Return the number of columns that you will delete.

 

Example 1:

Input: strs = ["cba","daf","ghi"]
Output: 1
Explanation: The grid looks as follows:
  cba
  daf
  ghi
Columns 0 and 2 are sorted, but column 1 is not, so you only need to delete 1 column.

Example 2:

Input: strs = ["a","b"]
Output: 0
Explanation: The grid looks as follows:
  a
  b
Column 0 is the only column and is sorted, so you will not delete any columns.

Example 3:

Input: strs = ["zyx","wvu","tsr"]
Output: 3
Explanation: The grid looks as follows:
  zyx
  wvu
  tsr
All 3 columns are not sorted, so you will delete all 3.

 

Constraints:

  • n == strs.length
  • 1 <= n <= 100
  • 1 <= strs[i].length <= 1000
  • strs[i] consists of lowercase English letters.

Solution Explanation: Deleting Columns to Make Sorted

This problem asks to find the minimum number of columns to delete from a string array to make the remaining columns lexicographically sorted. A column is lexicographically sorted if each character in the column is less than or equal to the character below it.

Approach:

The most efficient approach involves iterating through the columns and checking for lexicographical order within each column. We don't need to rearrange the columns; we only need to count how many columns need deleting.

Algorithm:

  1. Initialization:

    • Initialize a deletedColumns counter to 0. This will track the number of columns to be deleted.
    • Get the number of rows (n) and columns (m) from the input array.

  2. Iterate through Columns:

    • Use nested loops to iterate through each column (j) and then each row (i) within that column, starting from the second row (index 1).

  3. Lexicographical Check:

    • Compare the character at strs[i][j] with the character at strs[i-1][j].
    • If strs[i][j] < strs[i-1][j], it means the column is not lexicographically sorted. Increment deletedColumns and break the inner loop (no need to check further down the column).

  4. Return Result:

    • After iterating through all columns, return the value of deletedColumns.

Time and Space Complexity:

  • Time Complexity: O(m*n), where 'm' is the number of columns and 'n' is the number of rows. We iterate through each cell of the matrix once in the worst case.

  • Space Complexity: O(1). The algorithm uses a constant amount of extra space.

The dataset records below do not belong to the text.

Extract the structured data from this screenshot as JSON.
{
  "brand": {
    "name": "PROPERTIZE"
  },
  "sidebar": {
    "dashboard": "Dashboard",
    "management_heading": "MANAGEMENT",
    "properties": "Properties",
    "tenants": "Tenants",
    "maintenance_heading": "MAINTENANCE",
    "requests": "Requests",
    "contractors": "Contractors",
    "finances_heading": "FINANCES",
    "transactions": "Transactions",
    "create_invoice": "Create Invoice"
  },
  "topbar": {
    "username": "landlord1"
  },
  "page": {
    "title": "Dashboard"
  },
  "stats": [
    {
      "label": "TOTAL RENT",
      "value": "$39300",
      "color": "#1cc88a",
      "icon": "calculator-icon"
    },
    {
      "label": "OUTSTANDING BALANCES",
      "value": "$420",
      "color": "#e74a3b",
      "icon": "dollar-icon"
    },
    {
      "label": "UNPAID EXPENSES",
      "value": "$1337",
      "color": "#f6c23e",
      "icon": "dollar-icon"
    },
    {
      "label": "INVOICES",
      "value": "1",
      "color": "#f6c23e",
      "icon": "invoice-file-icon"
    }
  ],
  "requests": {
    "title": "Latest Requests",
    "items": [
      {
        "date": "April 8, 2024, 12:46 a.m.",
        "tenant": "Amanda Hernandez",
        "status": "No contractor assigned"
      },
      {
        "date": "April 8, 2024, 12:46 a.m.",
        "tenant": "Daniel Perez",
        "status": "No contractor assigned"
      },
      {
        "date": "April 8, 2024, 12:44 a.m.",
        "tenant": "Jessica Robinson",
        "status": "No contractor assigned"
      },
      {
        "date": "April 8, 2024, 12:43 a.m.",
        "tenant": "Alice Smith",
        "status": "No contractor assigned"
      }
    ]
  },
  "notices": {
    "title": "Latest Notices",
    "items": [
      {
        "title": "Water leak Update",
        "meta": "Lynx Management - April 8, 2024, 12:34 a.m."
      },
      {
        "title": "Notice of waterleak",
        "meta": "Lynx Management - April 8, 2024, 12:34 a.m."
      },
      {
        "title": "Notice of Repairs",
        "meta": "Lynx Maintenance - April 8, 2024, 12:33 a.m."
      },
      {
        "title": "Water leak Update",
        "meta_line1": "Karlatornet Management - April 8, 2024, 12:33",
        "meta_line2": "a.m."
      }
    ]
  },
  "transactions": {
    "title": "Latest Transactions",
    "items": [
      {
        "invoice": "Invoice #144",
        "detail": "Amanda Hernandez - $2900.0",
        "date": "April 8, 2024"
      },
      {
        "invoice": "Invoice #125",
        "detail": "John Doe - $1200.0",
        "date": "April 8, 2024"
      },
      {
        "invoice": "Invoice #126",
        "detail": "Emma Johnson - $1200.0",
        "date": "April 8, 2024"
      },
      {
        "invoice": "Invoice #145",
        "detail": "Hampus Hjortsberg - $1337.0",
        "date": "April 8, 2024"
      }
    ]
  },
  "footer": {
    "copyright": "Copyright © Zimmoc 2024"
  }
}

Code in Different Languages:

The following code demonstrates the solution in several popular programming languages. Note that minor variations may exist depending on language specifics.

Python:

def minDeletionSize(strs):
    n = len(strs)
    m = len(strs[0]) if n > 0 else 0  # Handle empty input
    deletedColumns = 0
 
    for j in range(m):
        for i in range(1, n):
            if strs[i][j] < strs[i-1][j]:
                deletedColumns += 1
                break  # No need to check further in this column
 
    return deletedColumns

Java:

class Solution {
    public int minDeletionSize(String[] strs) {
        int n = strs.length;
        int m = (n > 0) ? strs[0].length() : 0;
        int deletedColumns = 0;
 
        for (int j = 0; j < m; j++) {
            for (int i = 1; i < n; i++) {
                if (strs[i].charAt(j) < strs[i - 1].charAt(j)) {
                    deletedColumns++;
                    break;
                }
            }
        }
        return deletedColumns;
    }
}

C++:

class Solution {
public:
    int minDeletionSize(vector<string>& strs) {
        int n = strs.size();
        int m = (n > 0) ? strs[0].length() : 0;
        int deletedColumns = 0;
 
        for (int j = 0; j < m; j++) {
            for (int i = 1; i < n; i++) {
                if (strs[i][j] < strs[i - 1][j]) {
                    deletedColumns++;
                    break;
                }
            }
        }
        return deletedColumns;
    }
};

JavaScript:

const minDeletionSize = (strs) => {
    const n = strs.length;
    const m = (n > 0) ? strs[0].length : 0;
    let deletedColumns = 0;
 
    for (let j = 0; j < m; j++) {
        for (let i = 1; i < n; i++) {
            if (strs[i][j] < strs[i - 1][j]) {
                deletedColumns++;
                break;
            }
        }
    }
    return deletedColumns;
};

These code snippets all follow the same algorithm and achieve the same result, providing a clear and efficient solution to the problem. They handle the edge case of an empty input array gracefully.